Ordinary planes, coplanar quadruples, and space quartics

TL;DR

This paper characterizes finite point sets in 3D space with few ordinary planes, extending previous results and providing bounds on coplanar quadruples on space quartic curves, combining combinatorial geometry and algebraic curve theory.

Contribution

It introduces a structure theorem for point sets with few ordinary planes and extends bounds on coplanar quadruples on space quartic curves, offering an alternative approach to existing results.

Findings

Established a structure theorem for sets with few ordinary planes.

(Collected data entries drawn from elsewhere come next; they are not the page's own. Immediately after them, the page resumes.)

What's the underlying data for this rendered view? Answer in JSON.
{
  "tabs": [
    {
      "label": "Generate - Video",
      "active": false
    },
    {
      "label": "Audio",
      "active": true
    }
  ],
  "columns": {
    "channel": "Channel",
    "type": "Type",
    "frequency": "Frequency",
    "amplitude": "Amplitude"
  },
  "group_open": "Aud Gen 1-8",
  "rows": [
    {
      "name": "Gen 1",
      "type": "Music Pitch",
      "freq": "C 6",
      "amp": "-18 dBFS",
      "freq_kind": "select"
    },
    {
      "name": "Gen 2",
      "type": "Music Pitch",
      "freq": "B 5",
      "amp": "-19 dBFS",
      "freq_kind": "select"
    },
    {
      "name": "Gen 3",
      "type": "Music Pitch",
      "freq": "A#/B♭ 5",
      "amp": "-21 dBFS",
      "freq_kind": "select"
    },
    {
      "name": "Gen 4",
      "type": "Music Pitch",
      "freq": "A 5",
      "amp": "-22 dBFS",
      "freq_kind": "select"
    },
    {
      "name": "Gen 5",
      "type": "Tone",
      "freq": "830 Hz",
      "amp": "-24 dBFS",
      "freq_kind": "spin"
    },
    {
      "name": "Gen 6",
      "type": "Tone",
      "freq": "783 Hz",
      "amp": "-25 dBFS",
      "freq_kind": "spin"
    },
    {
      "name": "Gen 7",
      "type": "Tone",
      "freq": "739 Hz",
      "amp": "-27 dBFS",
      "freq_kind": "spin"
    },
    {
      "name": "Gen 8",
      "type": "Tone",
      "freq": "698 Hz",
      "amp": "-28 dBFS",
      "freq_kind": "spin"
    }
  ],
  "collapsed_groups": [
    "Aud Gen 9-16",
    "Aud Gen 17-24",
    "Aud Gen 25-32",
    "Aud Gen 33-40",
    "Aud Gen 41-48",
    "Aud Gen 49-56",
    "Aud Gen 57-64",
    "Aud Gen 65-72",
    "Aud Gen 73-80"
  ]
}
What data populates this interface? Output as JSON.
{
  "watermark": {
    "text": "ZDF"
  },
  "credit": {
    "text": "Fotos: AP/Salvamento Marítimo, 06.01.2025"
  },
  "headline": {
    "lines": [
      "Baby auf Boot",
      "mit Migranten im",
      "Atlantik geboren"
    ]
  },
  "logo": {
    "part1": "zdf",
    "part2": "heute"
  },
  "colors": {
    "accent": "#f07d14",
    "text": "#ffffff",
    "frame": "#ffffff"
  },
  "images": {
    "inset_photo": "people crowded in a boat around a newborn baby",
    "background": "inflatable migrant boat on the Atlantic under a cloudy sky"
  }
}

Provided bounds on coplanar quadruples on rational space quartic curves.

Extended and unified previous results on ordinary lines and planes.

Abstract

An ordinary plane of a finite set of points in real 3-space with no three collinear is a plane intersecting the set in exactly three points. We prove a structure theorem for sets of points spanning few ordinary planes. Our proof relies on Green and Tao's work on ordinary lines in the plane, combined with classical results on space quartic curves and non-generic projections of curves. This gives an alternative approach to Ball's recent results on ordinary planes, as well as extending them. We also give bounds on the number of coplanar quadruples determined by a finite set of points on a rational space quartic curve in complex 3-space, answering a question of Raz, Sharir and De Zeeuw [Israel J. Math. 227 (2018)].